“C for Catalonia, F for Frankfurt, O for Oslo” was the mantra heard around our office in the spring of 1998. In the early days of CFO Europe, we found ourselves coaxing and cajoling our way into European corporate press offices in pursuit of interviews with a senior executive called the CFO. We were a little-known start-up whose mission was to shine a spotlight on the executives behind the little-known acronym.
As in the US a few years earlier, the CFO’s star in Europe was in the ascendant. In the early issues of the magazine, we predicted that more and more CFOs would be central to charting a new course for their companies. With the arrival of the euro in 1999, the region’s fast-maturing capital markets required CFOs to hone their investor relations skills and tap new, more global sources of funding. Thankfully, technological innovations freed finance chiefs from laborious number crunching, allowing them to contribute their expertise as a strategic partner more than ever before.

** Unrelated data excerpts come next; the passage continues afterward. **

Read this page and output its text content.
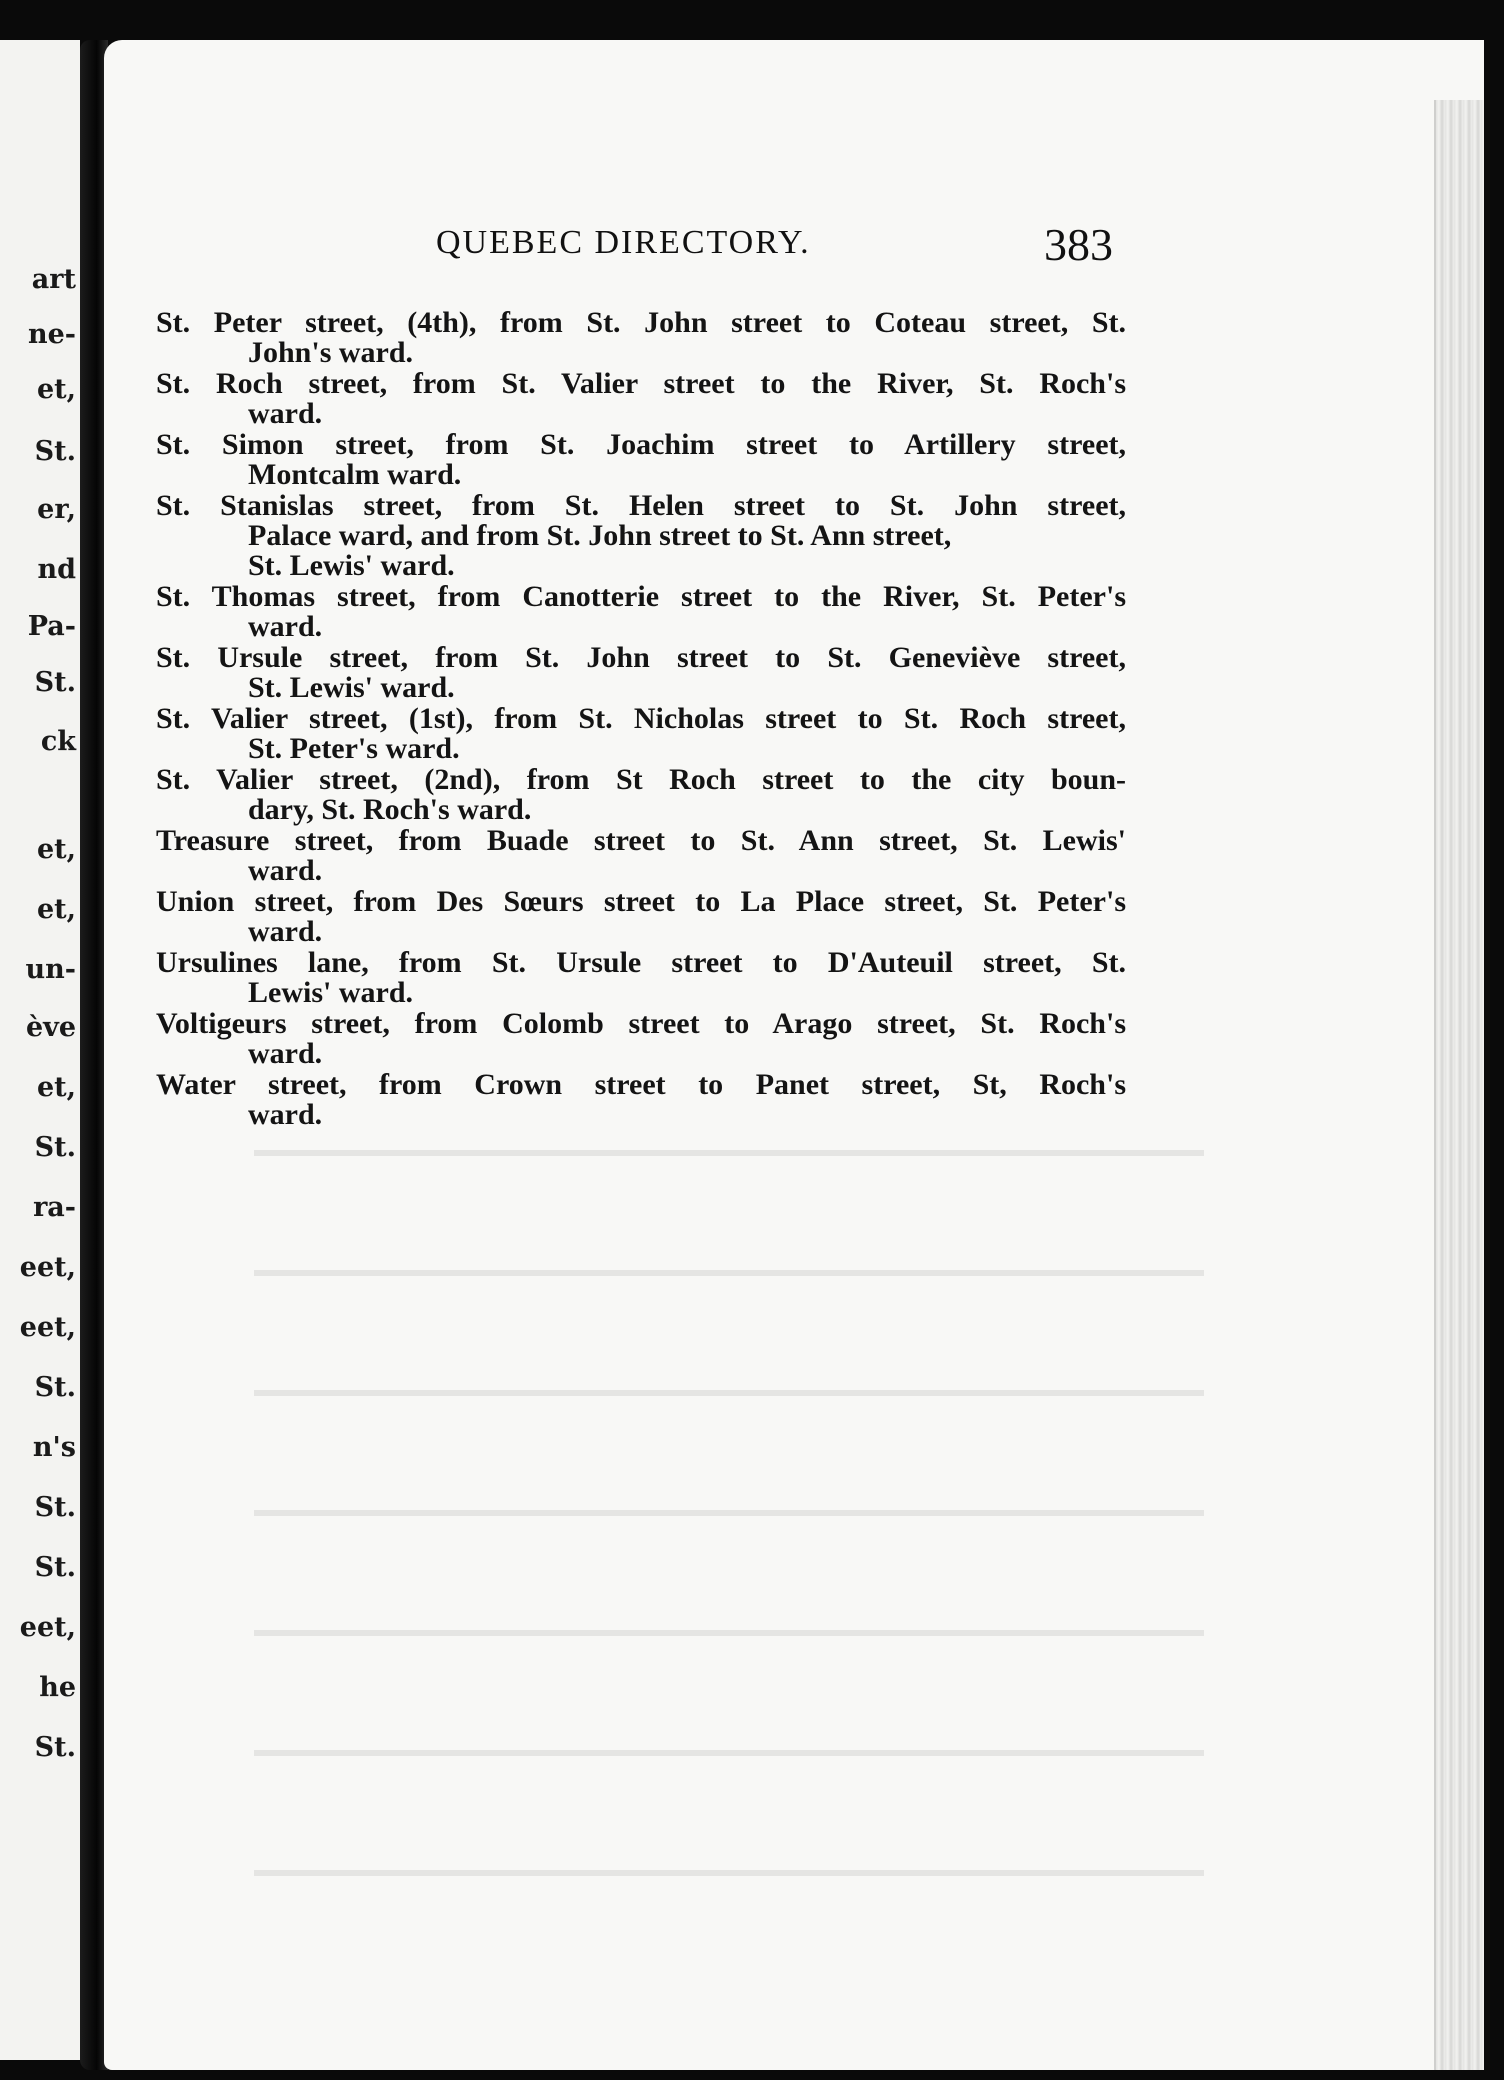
art
ne-
et,
St.
er,
nd
Pa-
St.
ck
et,
et,
un-
ève
et,
St.
ra-
eet,
eet,
St.
n's
St.
St.
eet,
he
St.
QUEBEC DIRECTORY.	383
St. Peter street, (4th), from St. John street to Coteau street, St.
John's ward.
St. Roch street, from St. Valier street to the River, St. Roch's
ward.
St. Simon street, from St. Joachim street to Artillery street,
Montcalm ward.
St. Stanislas street, from St. Helen street to St. John street,
Palace ward, and from St. John street to St. Ann street,
St. Lewis' ward.
St. Thomas street, from Canotterie street to the River, St. Peter's
ward.
St. Ursule street, from St. John street to St. Geneviève street,
St. Lewis' ward.
St. Valier street, (1st), from St. Nicholas street to St. Roch street,
St. Peter's ward.
St. Valier street, (2nd), from St Roch street to the city boun-
dary, St. Roch's ward.
Treasure street, from Buade street to St. Ann street, St. Lewis'
ward.
Union street, from Des Sœurs street to La Place street, St. Peter's
ward.
Ursulines lane, from St. Ursule street to D'Auteuil street, St.
Lewis' ward.
Voltigeurs street, from Colomb street to Arago street, St. Roch's
ward.
Water street, from Crown street to Panet street, St, Roch's
ward.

Not that it’s all been plain sailing. Ever since the implosion of Enron, CFOs have been charged with cleaning up corporate governance, adding to already heavy workloads. Catching up with CFOs in 2008 remains nearly as hard as it was in 1998 — but today, it’s because they are in such high demand, not because they labour in obscurity.
What hasn’t changed is that CFO Europe has two highly respected brands to help it punch far above its weight. The first is CFO, our award-winning US sister magazine launched by a group of visionary journalists in Boston in 1985. It’s CFO — whose articles often appear in CFO Europe — that set the standard in terms of the quality reporting for which we are known today. The second brand is The Economist Group, publisher of the iconic news and business weekly as well as the CFO family of magazines, whose resources and support have been essential to helping us raise the bar each month.
So it’s with a great deal of pride that we present our anniversary issue, which we’ve packed with features and interviews that explore the evolution of the CFO’s role, and make some predictions for the next ten years. Happy reading.